As explosion injuries include a large proportion of multiple injuries to the same body region and injuries to more than 3 body regions (Table 3), ISS may underestimate the injury severity due to the fact that it scores only the most severe injury in each body region.6,19 This finding suggests a need to create a new ISS that would take into account multidimensional injuries.
The average duration of stay of explosion victims in the ICU was longer than that of GSW patients. As ICU beds are a limited resource and require heavy staffing and expensive care, this finding has important implications on hospital resource use.
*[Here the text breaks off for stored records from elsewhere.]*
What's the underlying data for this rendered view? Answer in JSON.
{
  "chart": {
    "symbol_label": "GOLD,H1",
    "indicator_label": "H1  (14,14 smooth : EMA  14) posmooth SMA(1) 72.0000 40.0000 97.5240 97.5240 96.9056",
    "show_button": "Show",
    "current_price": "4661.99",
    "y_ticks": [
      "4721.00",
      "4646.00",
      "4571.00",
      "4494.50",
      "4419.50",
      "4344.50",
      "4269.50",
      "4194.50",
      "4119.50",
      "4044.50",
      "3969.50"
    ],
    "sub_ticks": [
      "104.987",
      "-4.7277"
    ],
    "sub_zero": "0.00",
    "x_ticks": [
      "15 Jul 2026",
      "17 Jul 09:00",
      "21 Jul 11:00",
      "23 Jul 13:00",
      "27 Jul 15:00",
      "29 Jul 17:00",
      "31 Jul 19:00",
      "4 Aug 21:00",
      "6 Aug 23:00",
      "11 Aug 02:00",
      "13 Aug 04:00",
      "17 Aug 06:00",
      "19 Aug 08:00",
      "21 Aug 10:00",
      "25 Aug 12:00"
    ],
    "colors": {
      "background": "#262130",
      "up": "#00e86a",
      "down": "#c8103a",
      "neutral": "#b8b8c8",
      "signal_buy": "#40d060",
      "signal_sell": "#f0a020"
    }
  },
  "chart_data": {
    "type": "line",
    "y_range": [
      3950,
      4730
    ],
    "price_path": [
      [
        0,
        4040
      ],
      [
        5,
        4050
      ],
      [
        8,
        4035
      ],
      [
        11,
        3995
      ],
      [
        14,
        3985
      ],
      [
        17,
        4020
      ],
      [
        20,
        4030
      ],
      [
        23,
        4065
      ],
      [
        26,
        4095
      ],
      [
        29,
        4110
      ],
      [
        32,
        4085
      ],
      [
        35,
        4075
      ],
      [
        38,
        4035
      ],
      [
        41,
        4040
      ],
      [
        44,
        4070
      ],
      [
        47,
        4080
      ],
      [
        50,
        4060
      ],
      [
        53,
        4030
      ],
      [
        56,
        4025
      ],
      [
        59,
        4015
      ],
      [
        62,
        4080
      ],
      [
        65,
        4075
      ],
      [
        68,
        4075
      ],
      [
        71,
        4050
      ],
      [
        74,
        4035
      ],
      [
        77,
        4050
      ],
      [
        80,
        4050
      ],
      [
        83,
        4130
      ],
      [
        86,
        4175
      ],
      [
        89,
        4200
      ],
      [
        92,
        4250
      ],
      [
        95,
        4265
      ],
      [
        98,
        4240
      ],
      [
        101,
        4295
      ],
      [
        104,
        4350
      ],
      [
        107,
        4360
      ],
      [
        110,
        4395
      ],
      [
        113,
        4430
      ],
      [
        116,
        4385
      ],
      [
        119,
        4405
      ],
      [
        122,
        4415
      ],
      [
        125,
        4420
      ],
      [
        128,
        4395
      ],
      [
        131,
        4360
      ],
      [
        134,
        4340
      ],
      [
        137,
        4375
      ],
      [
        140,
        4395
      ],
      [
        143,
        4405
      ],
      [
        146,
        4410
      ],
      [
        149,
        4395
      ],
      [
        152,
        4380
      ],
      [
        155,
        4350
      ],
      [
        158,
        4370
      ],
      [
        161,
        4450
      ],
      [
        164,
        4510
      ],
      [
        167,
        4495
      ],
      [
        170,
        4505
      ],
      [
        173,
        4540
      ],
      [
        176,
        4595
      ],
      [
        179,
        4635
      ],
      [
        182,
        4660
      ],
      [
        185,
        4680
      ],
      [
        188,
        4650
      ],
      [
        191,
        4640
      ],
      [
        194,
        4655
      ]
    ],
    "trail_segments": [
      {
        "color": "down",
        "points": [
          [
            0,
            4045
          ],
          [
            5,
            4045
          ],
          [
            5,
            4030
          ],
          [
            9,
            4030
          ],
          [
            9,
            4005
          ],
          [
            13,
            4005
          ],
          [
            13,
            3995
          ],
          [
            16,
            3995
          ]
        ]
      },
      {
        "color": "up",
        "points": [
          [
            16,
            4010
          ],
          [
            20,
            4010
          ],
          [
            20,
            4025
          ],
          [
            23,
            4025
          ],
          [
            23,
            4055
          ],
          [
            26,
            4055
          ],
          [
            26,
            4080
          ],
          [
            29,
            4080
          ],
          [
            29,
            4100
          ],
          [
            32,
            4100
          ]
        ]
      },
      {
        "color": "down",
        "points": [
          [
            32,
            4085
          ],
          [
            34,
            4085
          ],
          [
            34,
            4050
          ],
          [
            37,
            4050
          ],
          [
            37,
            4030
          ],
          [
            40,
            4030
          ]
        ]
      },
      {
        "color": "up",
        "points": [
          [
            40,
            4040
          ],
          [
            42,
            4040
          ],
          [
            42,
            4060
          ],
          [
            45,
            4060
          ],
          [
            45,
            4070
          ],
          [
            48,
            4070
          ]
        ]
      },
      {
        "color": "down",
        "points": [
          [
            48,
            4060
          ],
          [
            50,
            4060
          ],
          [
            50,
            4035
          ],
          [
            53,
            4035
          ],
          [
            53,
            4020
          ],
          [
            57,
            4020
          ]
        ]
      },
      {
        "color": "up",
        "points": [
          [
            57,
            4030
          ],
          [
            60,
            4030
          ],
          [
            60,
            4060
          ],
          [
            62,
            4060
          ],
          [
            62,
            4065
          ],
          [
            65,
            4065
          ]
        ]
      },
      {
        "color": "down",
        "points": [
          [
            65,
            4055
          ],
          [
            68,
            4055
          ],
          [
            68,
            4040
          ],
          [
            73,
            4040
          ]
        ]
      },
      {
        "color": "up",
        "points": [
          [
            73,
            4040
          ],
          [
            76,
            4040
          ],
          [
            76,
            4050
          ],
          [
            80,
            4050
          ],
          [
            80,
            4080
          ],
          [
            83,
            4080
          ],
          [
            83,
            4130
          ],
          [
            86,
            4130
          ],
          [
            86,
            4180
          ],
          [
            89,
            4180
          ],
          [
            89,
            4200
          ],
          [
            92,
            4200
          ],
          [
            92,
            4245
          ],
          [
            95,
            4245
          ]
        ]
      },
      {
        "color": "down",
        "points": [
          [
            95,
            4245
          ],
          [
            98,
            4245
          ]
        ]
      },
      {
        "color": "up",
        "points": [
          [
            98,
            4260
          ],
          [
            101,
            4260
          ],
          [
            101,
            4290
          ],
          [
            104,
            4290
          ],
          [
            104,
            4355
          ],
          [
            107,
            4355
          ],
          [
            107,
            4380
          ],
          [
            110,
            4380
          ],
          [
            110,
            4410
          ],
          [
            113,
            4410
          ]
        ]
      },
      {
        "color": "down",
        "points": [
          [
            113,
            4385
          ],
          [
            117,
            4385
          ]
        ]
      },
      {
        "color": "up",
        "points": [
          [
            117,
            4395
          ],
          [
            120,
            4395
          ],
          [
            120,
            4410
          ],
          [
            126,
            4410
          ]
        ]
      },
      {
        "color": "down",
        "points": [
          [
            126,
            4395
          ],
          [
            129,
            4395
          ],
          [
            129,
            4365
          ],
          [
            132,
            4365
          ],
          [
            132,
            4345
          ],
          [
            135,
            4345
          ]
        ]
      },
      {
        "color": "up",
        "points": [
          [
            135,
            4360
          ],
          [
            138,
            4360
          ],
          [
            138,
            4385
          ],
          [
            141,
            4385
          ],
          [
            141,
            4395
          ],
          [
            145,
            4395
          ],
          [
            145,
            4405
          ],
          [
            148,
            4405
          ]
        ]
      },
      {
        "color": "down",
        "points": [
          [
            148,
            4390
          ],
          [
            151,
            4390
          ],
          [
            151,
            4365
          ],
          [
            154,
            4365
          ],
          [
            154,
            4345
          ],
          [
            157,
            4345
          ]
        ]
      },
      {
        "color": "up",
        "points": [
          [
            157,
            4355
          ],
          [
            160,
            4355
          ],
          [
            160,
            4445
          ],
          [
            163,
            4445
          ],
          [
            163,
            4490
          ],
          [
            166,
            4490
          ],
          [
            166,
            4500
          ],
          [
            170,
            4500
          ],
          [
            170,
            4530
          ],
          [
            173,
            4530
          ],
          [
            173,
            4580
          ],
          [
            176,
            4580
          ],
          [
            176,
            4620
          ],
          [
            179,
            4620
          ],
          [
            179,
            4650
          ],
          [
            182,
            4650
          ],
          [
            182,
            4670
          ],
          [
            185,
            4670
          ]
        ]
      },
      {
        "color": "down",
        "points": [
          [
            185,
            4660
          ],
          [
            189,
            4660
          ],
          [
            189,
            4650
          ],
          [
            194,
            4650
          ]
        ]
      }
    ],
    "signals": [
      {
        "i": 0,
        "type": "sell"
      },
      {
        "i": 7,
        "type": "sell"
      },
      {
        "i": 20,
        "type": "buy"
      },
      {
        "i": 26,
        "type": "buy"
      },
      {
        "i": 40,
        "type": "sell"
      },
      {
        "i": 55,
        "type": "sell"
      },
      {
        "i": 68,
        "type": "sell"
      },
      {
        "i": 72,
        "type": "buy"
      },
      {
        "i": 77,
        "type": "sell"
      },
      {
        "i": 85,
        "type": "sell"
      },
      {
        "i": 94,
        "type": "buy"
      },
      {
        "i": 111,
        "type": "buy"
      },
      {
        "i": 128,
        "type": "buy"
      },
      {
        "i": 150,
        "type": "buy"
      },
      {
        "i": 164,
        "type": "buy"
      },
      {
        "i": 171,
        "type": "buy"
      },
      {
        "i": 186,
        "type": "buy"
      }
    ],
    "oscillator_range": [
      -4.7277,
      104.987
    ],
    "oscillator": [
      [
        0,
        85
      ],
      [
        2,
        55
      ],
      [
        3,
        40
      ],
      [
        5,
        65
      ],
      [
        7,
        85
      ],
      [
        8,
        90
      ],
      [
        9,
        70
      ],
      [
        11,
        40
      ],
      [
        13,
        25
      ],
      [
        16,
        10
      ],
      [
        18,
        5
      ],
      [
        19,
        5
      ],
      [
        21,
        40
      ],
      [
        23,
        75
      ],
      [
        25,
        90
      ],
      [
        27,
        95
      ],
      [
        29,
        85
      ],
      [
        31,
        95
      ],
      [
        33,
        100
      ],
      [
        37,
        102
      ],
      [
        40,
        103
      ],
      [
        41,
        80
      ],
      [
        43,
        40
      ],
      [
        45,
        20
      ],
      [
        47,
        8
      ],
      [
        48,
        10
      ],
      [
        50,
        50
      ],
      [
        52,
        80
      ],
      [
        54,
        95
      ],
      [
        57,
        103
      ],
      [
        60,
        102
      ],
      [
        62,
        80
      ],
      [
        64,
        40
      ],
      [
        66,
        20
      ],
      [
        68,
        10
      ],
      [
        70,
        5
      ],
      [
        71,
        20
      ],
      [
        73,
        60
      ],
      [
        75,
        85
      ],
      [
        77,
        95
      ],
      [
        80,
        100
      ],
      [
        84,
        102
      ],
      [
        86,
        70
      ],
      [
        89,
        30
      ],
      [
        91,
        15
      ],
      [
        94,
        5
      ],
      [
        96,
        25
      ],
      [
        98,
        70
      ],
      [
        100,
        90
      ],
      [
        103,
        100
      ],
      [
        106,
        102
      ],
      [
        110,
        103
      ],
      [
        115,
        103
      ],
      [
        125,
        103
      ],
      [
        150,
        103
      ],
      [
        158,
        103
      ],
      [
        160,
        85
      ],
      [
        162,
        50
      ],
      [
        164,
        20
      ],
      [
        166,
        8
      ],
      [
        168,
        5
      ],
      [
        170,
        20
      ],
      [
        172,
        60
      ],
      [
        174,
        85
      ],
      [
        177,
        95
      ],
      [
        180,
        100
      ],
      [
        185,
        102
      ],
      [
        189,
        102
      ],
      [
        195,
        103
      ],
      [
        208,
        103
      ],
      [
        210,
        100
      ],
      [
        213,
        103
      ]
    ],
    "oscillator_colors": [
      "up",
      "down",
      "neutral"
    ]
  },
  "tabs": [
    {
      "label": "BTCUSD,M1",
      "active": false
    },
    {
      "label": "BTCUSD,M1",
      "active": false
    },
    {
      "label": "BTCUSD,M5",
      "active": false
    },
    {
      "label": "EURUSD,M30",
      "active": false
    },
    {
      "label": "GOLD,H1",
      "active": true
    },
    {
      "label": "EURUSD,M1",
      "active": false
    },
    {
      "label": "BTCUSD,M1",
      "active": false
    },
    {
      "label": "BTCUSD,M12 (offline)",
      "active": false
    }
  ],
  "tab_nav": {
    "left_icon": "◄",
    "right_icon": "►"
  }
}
When discussing patient mortality, it is important to remember that the data used in this study exclude patients who died at the scene as well as those who arrived dead to the hospital. Comparisons of death rate with other studies is therefore limited to studies of similar inclusion criteria.20 Inpatient death rate was 6.3% (65 patients). This rate was double the inpatient death from road traffic casualties (2.8%) and 3-fold higher than other trauma (1.8%) in the ITR.17
Time of death was significantly different between the groups; patients injured from GSW died mostly on the first day and never after day 7, while inpatient death in patients injured by explosion was more likely to occur later during the hospitalization. This could be due to the fact that patients with GSW die more often from exsanguinations or brain injury rather than organ failure and complications seen in patients injured in explosions.
CONCLUSION
Gunshot and explosion injuries comprise the majority of terror-related trauma in Israel during the most recent uprising. These mechanisms differ in injury severity distribution, in the proportion of patients suffering multiple injuries, in the duration of stay in ICU, and in the body region of injury. While the inpatient death rate is not significantly different between the 2 injury modalities, the time of death is different with GSW patients expiring within 24 hours. These findings have implications for treatment and for the preparedness of hospital resources and training to treat patients after a terrorist attack in any region of the world. Tailored protocol for patient evaluation and initial treatment should differ between GSW and explosion victims. Disaster management plans should include the possibility of terrorist bombing, and medical preparedness should anticipate that a large proportion of the injuries will be nonfatal.